Emerging market depreciation tests the mettle of treasurers
During a year of heightened emerging market risk, FX exposure and trapped cash are concerns for treasury. Bija Knowles and Graham Buck report.
Plunges in the Brazilian real, Turkish lira and Argentine peso highlight the critical importance of FX hedging and trapped cash, treasurers told the International Treasury Management conference in Geneva.
According to Mandana Sadigh, treasurer at US toymaker Mattel, a large part of her treasury operation’s role lies in understanding global macroeconomics as about 50% of Mattel’s $4.9 billion annual revenue comes from outside the United States.
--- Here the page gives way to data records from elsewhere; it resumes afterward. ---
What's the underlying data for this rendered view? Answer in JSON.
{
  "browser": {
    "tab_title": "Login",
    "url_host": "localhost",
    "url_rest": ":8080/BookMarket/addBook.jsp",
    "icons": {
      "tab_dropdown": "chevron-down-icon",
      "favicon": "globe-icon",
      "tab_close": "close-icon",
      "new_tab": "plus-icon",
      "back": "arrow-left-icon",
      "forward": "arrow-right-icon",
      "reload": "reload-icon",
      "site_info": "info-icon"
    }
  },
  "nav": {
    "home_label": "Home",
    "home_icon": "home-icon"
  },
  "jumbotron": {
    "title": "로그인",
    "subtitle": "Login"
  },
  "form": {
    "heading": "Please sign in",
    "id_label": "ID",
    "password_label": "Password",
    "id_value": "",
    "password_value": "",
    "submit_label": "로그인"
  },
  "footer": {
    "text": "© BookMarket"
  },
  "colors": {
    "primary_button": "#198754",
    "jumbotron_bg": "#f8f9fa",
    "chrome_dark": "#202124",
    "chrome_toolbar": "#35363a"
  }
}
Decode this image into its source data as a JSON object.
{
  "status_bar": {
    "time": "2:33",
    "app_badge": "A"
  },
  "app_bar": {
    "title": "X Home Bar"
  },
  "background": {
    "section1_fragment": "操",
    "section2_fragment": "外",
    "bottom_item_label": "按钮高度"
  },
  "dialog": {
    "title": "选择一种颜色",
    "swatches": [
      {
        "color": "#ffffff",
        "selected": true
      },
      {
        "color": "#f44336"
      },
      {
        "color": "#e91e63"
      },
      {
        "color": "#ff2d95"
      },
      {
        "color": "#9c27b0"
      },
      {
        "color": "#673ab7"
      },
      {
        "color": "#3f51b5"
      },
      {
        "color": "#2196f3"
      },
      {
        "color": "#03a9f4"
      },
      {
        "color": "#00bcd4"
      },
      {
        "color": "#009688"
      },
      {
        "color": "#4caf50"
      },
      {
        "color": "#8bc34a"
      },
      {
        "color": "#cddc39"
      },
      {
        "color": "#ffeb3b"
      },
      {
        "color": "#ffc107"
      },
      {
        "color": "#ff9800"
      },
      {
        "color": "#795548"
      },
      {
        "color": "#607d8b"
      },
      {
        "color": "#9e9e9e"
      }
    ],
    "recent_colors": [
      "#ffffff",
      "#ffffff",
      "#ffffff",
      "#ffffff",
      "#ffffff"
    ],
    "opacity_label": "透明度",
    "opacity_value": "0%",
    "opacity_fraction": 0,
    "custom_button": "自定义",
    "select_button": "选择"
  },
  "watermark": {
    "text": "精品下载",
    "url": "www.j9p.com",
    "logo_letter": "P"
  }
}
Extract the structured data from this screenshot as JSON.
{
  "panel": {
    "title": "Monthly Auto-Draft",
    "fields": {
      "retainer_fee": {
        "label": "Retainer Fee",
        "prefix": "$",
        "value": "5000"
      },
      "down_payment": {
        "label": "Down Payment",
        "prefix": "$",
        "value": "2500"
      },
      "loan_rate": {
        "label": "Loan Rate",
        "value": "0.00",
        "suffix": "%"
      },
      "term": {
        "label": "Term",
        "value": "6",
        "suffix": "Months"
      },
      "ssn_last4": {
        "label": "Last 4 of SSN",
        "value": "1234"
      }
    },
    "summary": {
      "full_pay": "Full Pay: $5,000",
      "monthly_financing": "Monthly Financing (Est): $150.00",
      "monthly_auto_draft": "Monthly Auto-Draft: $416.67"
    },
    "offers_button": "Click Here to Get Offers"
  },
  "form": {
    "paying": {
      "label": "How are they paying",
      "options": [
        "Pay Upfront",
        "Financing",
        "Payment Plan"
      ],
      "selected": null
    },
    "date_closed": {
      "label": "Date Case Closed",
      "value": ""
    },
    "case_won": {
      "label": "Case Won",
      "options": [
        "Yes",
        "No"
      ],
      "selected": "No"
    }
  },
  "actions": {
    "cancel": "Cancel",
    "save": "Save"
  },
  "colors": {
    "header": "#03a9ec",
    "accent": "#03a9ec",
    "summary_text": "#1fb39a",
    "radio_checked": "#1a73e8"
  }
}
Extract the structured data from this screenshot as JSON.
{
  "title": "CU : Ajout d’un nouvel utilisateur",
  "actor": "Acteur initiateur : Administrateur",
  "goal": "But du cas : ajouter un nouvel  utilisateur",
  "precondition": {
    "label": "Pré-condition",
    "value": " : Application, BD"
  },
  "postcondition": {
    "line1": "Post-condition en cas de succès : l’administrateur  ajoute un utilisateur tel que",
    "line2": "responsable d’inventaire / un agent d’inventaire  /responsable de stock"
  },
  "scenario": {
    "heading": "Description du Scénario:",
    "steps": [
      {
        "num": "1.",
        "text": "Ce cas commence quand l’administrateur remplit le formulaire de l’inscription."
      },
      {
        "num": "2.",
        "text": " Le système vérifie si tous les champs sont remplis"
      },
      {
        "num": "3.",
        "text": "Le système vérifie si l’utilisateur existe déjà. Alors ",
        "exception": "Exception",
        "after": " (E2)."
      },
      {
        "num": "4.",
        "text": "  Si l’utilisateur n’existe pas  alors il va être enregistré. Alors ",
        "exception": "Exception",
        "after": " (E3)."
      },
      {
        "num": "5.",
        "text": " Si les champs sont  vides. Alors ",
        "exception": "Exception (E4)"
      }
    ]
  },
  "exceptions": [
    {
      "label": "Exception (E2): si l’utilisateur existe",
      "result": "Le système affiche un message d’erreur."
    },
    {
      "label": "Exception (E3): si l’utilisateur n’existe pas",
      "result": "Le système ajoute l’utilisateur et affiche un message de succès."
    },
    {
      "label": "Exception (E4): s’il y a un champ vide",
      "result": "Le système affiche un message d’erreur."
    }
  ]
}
“A large part of Mattel’s revenue growth comes from markets outside of the US, including markets such as Brazil, Russia, and Turkey with high levels of volatility with regards to FX,” said Sadigh. “It’s important that we understand the impact of these FX movements on our business”.
“The Turkish lira recently declined by about 40% in just a few days, something that the business couldn’t have prepared for”, Sadigh added.
Danone’s Brice Desmaretz, corporate finance & dealing room director at Paris-based food-products corporation Danone touched on the complexity of hedging some emerging market currencies and emphasised the necessity of prudent classification and risk assessment.
Desmaretz said: “We are fed a lot of information from our banks so we have a very detailed view of FX risks, which can be helpful to the business.” He added that treasurers may help to bring a cold blooded analysis to locals facing turmoil in emerging markets.
According to Danone’s 2017 annual report, the company owned foreign currency hedges against UK sterling, the Mexican peso, Russian rouble, Brazilian real and Chinese renminbi and other currencies with a notional value of €1.8 billion, an 17% increase on the previous year.
Related to the problem of FX risk management, is the challenge of trapped cash in emerging markets. According to Marco Schuchmann, group treasurer for Europe at Japanese footwear manufacturer Asics, this has been a bugbear for the company in South Africa
“I’m currently struggling to get cash out of South Africa”, Schuchmann said. “The entity in question is registered as a local SA entity but this means it’s a nightmare to get cash out and entails supplying authorities with a large amount of documentation, which is very difficult and cumbersome. We are now working on de-registering this company and registering it as a non-SA company. It will be a very long process. We have also had problems getting cash out of India.”